Quite so. But when did the supreme court come to this enlightened view? Er, 1884, when the court upheld the power of Congress to extend copyright protection to photography in a case involving a photograph of Oscar Wilde, no less! This is interesting because in 1884 – and indeed until comparatively recently – cameras were essentially dumb, analogue machines. You pointed them at a scene, decided on the required exposure (possibly with the aid of an exposure meter), set the shutter speed and aperture and pressed a button. The image produced by this process was chemically etched on to a glass plate or a strip of celluloid.
And now? Almost all cameras are digital and are in smartphones. You choose what you want to photograph, sure, but everything that happens from then on is done by computation. In many smartphone cameras, the images are “post-processed” by tiny but powerful AIs. (Which is why Apple has a legion of engineers working just on the iPhone camera.) The result is that it’s now rather difficult to take a “bad” photograph – one that that is under- or over-exposed, out of focus or blurred by camera-shake. Accordingly, most of the human “craft” of photography is taken out of your hands. And the creativity involved is boiled down to spotting an opportunity (Cartier-Bresson’s “decisive moment”, perhaps) or a scene, framing it and pressing a button. Everything else is done by AI.

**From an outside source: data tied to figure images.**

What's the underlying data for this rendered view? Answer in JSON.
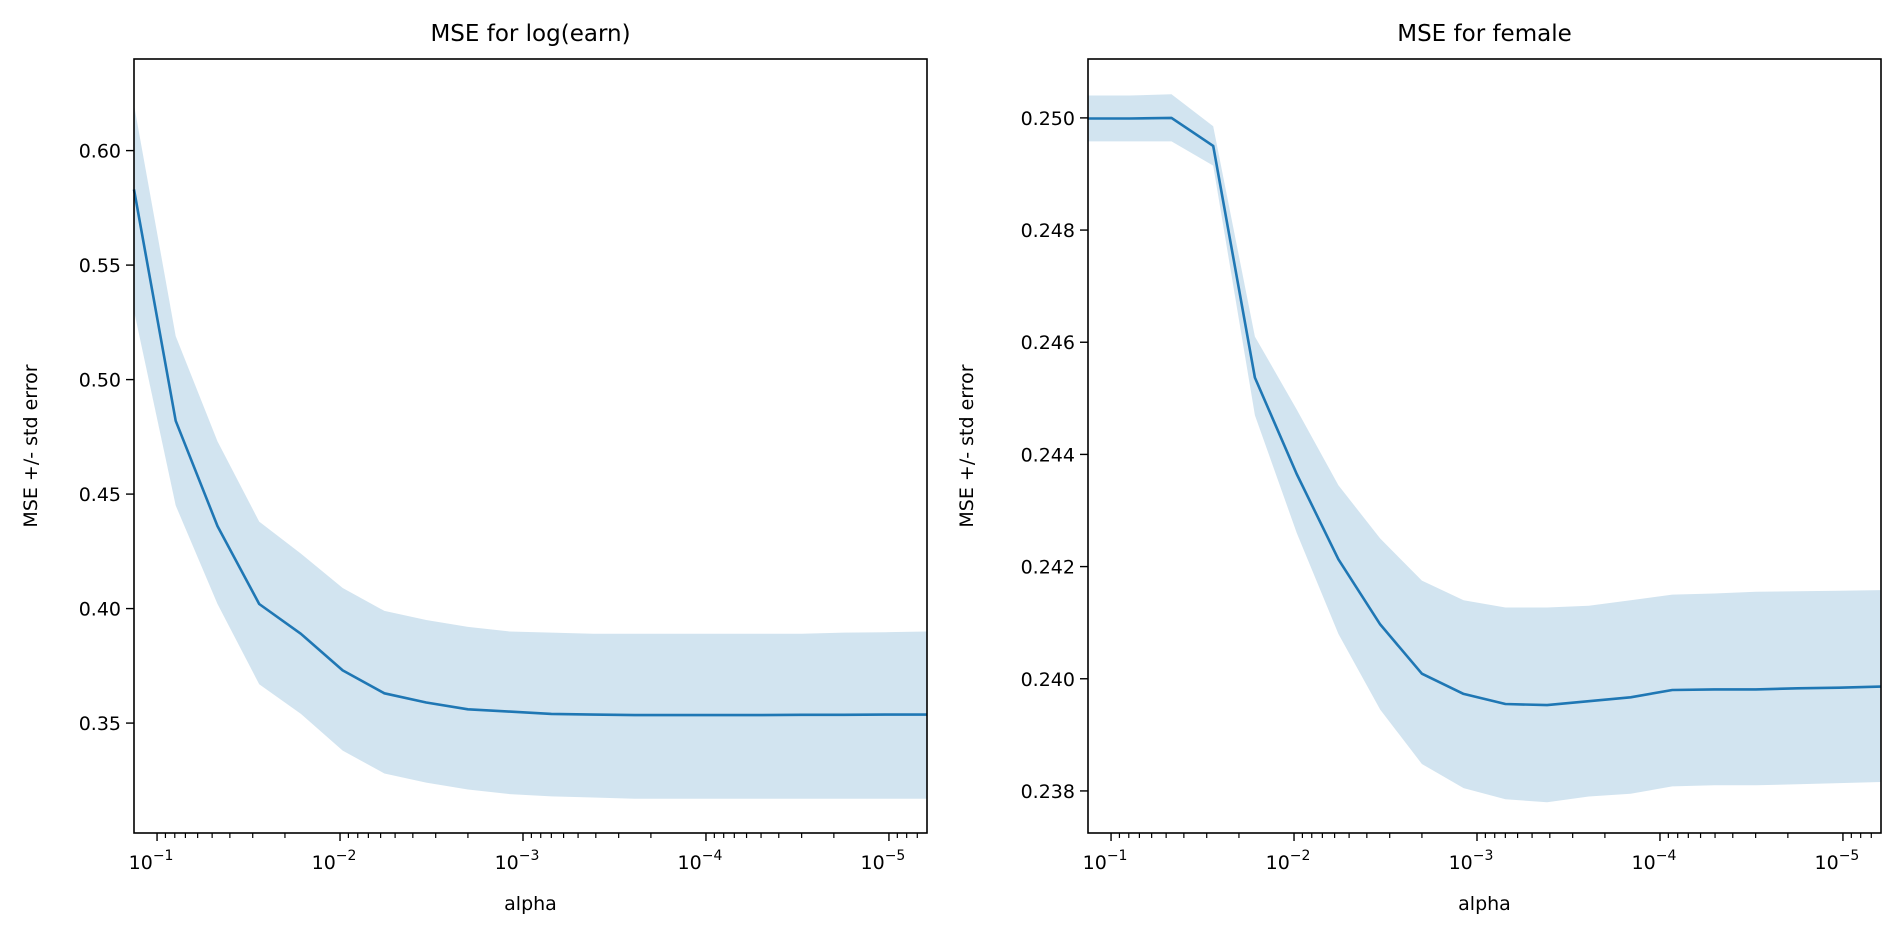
{
  "chart_data": [
    {
      "type": "line",
      "title": "MSE for log(earn)",
      "xlabel": "alpha",
      "ylabel": "MSE +/- std error",
      "xscale": "log",
      "x_inverted": true,
      "xlim": [
        0.1337,
        6.2e-06
      ],
      "ylim": [
        0.302,
        0.64
      ],
      "log_range": [
        -0.874,
        -5.208
      ],
      "n_points": 20,
      "xticks": [
        {
          "base": "10",
          "exp": "−1",
          "value": 0.1
        },
        {
          "base": "10",
          "exp": "−2",
          "value": 0.01
        },
        {
          "base": "10",
          "exp": "−3",
          "value": 0.001
        },
        {
          "base": "10",
          "exp": "−4",
          "value": 0.0001
        },
        {
          "base": "10",
          "exp": "−5",
          "value": 1e-05
        }
      ],
      "yticks": [
        "0.35",
        "0.40",
        "0.45",
        "0.50",
        "0.55",
        "0.60"
      ],
      "series": [
        {
          "name": "MSE",
          "color": "#1f77b4",
          "values": [
            0.583,
            0.482,
            0.436,
            0.402,
            0.389,
            0.373,
            0.363,
            0.359,
            0.356,
            0.355,
            0.354,
            0.3537,
            0.3535,
            0.3535,
            0.3535,
            0.3535,
            0.3536,
            0.3536,
            0.3537,
            0.3537
          ]
        },
        {
          "name": "upper",
          "values": [
            0.62,
            0.519,
            0.473,
            0.438,
            0.424,
            0.409,
            0.399,
            0.395,
            0.392,
            0.39,
            0.3895,
            0.389,
            0.389,
            0.389,
            0.389,
            0.389,
            0.389,
            0.3895,
            0.3897,
            0.39
          ]
        },
        {
          "name": "lower",
          "values": [
            0.53,
            0.445,
            0.402,
            0.367,
            0.354,
            0.338,
            0.328,
            0.324,
            0.321,
            0.319,
            0.318,
            0.3175,
            0.317,
            0.317,
            0.317,
            0.317,
            0.317,
            0.317,
            0.317,
            0.317
          ]
        }
      ],
      "band_color": "#1f77b4"
    },
    {
      "type": "line",
      "title": "MSE for female",
      "xlabel": "alpha",
      "ylabel": "MSE +/- std error",
      "xscale": "log",
      "x_inverted": true,
      "xlim": [
        0.1337,
        6.2e-06
      ],
      "ylim": [
        0.23725,
        0.25105
      ],
      "log_range": [
        -0.874,
        -5.208
      ],
      "n_points": 20,
      "xticks": [
        {
          "base": "10",
          "exp": "−1",
          "value": 0.1
        },
        {
          "base": "10",
          "exp": "−2",
          "value": 0.01
        },
        {
          "base": "10",
          "exp": "−3",
          "value": 0.001
        },
        {
          "base": "10",
          "exp": "−4",
          "value": 0.0001
        },
        {
          "base": "10",
          "exp": "−5",
          "value": 1e-05
        }
      ],
      "yticks": [
        "0.238",
        "0.240",
        "0.242",
        "0.244",
        "0.246",
        "0.248",
        "0.250"
      ],
      "series": [
        {
          "name": "MSE",
          "color": "#1f77b4",
          "values": [
            0.24999,
            0.24999,
            0.25,
            0.2495,
            0.24537,
            0.24365,
            0.24213,
            0.24097,
            0.24009,
            0.23973,
            0.23955,
            0.23953,
            0.2396,
            0.23967,
            0.2398,
            0.23981,
            0.23981,
            0.23983,
            0.23984,
            0.23986
          ]
        },
        {
          "name": "upper",
          "values": [
            0.2504,
            0.2504,
            0.25042,
            0.24985,
            0.2461,
            0.2448,
            0.24345,
            0.2425,
            0.24175,
            0.2414,
            0.24127,
            0.24127,
            0.2413,
            0.2414,
            0.2415,
            0.24152,
            0.24155,
            0.24156,
            0.24157,
            0.24158
          ]
        },
        {
          "name": "lower",
          "values": [
            0.24958,
            0.24958,
            0.24958,
            0.24915,
            0.2447,
            0.2426,
            0.2408,
            0.23945,
            0.23848,
            0.23805,
            0.23785,
            0.2378,
            0.2379,
            0.23795,
            0.23808,
            0.2381,
            0.2381,
            0.23812,
            0.23814,
            0.23816
          ]
        }
      ],
      "band_color": "#1f77b4"
    }
  ]
}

Still, at the moment it meets the “human involvement” criterion of the 1884 judgment and of contemporary copyright legislation. But my hunch is that its days are numbered. Indeed, even Judge Howell seems to agree. “We are approaching new frontiers in copyright,” she writes, “as artists put AI in their toolbox to be used in the generation of new visual and other artistic works. The increased attenuation of human creativity from the actual generation of the final work will prompt challenging questions regarding how much human input is necessary to qualify the user of an AI system as an ‘author’ of a generated work.”

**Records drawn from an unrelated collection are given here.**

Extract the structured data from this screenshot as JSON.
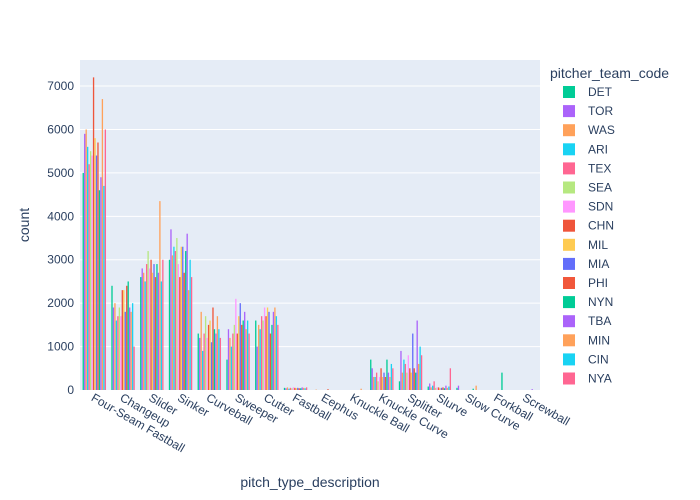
{
  "chart_data": {
    "type": "bar",
    "xlabel": "pitch_type_description",
    "ylabel": "count",
    "ylim": [
      0,
      7600
    ],
    "yticks": [
      0,
      1000,
      2000,
      3000,
      4000,
      5000,
      6000,
      7000
    ],
    "grid": true,
    "legend_title": "pitcher_team_code",
    "legend_position": "right",
    "categories": [
      "Four-Seam Fastball",
      "Changeup",
      "Slider",
      "Sinker",
      "Curveball",
      "Sweeper",
      "Cutter",
      "Fastball",
      "Eephus",
      "Knuckle Ball",
      "Knuckle Curve",
      "Splitter",
      "Slurve",
      "Slow Curve",
      "Forkball",
      "Screwball"
    ],
    "series": [
      {
        "name": "DET",
        "color": "#00cc96",
        "values": [
          5000,
          2400,
          2600,
          3000,
          1300,
          700,
          1600,
          50,
          0,
          0,
          700,
          200,
          80,
          50,
          0,
          0
        ]
      },
      {
        "name": "TOR",
        "color": "#ab63fa",
        "values": [
          5900,
          1900,
          2800,
          3700,
          1200,
          1400,
          1000,
          40,
          0,
          0,
          500,
          900,
          150,
          100,
          0,
          0
        ]
      },
      {
        "name": "WAS",
        "color": "#ffa15a",
        "values": [
          6000,
          2000,
          2700,
          3100,
          1800,
          1200,
          1500,
          60,
          10,
          0,
          300,
          400,
          60,
          0,
          0,
          0
        ]
      },
      {
        "name": "ARI",
        "color": "#19d3f3",
        "values": [
          5600,
          1600,
          2500,
          3300,
          900,
          1000,
          1400,
          30,
          0,
          0,
          300,
          700,
          100,
          0,
          0,
          0
        ]
      },
      {
        "name": "TEX",
        "color": "#ff6692",
        "values": [
          5200,
          1700,
          2900,
          3200,
          1300,
          1300,
          1700,
          50,
          0,
          0,
          400,
          600,
          200,
          0,
          0,
          0
        ]
      },
      {
        "name": "SEA",
        "color": "#b6e880",
        "values": [
          5500,
          1900,
          3200,
          3500,
          1700,
          1500,
          1600,
          40,
          0,
          0,
          200,
          400,
          50,
          0,
          0,
          0
        ]
      },
      {
        "name": "SDN",
        "color": "#ff97ff",
        "values": [
          5400,
          1700,
          2800,
          2900,
          1200,
          2100,
          1900,
          60,
          0,
          0,
          300,
          800,
          60,
          0,
          0,
          0
        ]
      },
      {
        "name": "CHN",
        "color": "#ef553b",
        "values": [
          7200,
          2300,
          3000,
          2600,
          1500,
          1300,
          1700,
          50,
          0,
          0,
          500,
          500,
          60,
          0,
          0,
          0
        ]
      },
      {
        "name": "MIL",
        "color": "#fecb52",
        "values": [
          5800,
          2300,
          2700,
          3300,
          1600,
          1700,
          1900,
          40,
          0,
          0,
          300,
          400,
          40,
          0,
          0,
          0
        ]
      },
      {
        "name": "MIA",
        "color": "#636efa",
        "values": [
          5400,
          1800,
          2900,
          3300,
          1100,
          2000,
          1800,
          50,
          0,
          0,
          400,
          1300,
          50,
          0,
          0,
          0
        ]
      },
      {
        "name": "PHI",
        "color": "#f1573b",
        "values": [
          5700,
          2400,
          2600,
          2700,
          1900,
          1500,
          1300,
          40,
          20,
          0,
          300,
          500,
          60,
          0,
          0,
          0
        ]
      },
      {
        "name": "NYN",
        "color": "#00cc96",
        "values": [
          4600,
          2500,
          2900,
          3200,
          1400,
          1600,
          1500,
          40,
          0,
          0,
          700,
          400,
          40,
          30,
          400,
          0
        ]
      },
      {
        "name": "TBA",
        "color": "#ab63fa",
        "values": [
          4900,
          1900,
          2700,
          3600,
          1300,
          1800,
          1800,
          60,
          0,
          0,
          400,
          1600,
          100,
          0,
          0,
          20
        ]
      },
      {
        "name": "MIN",
        "color": "#ffa15a",
        "values": [
          6700,
          1800,
          4350,
          2300,
          1700,
          1400,
          1900,
          50,
          0,
          30,
          300,
          600,
          50,
          100,
          0,
          0
        ]
      },
      {
        "name": "CIN",
        "color": "#19d3f3",
        "values": [
          4700,
          2000,
          2500,
          3000,
          1400,
          1600,
          1700,
          40,
          0,
          0,
          600,
          1000,
          80,
          0,
          0,
          0
        ]
      },
      {
        "name": "NYA",
        "color": "#ff6692",
        "values": [
          6000,
          1000,
          3000,
          2600,
          1200,
          1300,
          1500,
          60,
          0,
          0,
          500,
          800,
          500,
          0,
          0,
          0
        ]
      }
    ]
  }
}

She’s right. And – who knows? – if he lives long enough, Mr Thaler may even get his copyright.
What I’ve been reading
Eleven Theses on Globalisation is the title of a bracing post on his Substack by the economist Branko Milanović.
There’s a marvellous essay by the late Seamus Heaney in Salmagundi magazine called Place, Pastness, Poems: A Triptych on the poetic uses of memory.
AI future shock
Read The AI Power Paradox: Can States Learn to Govern AI – Before It’s Too Late?, a sobering essay in Foreign Affairs by Ian Bremmer and Mustafa Suleyman.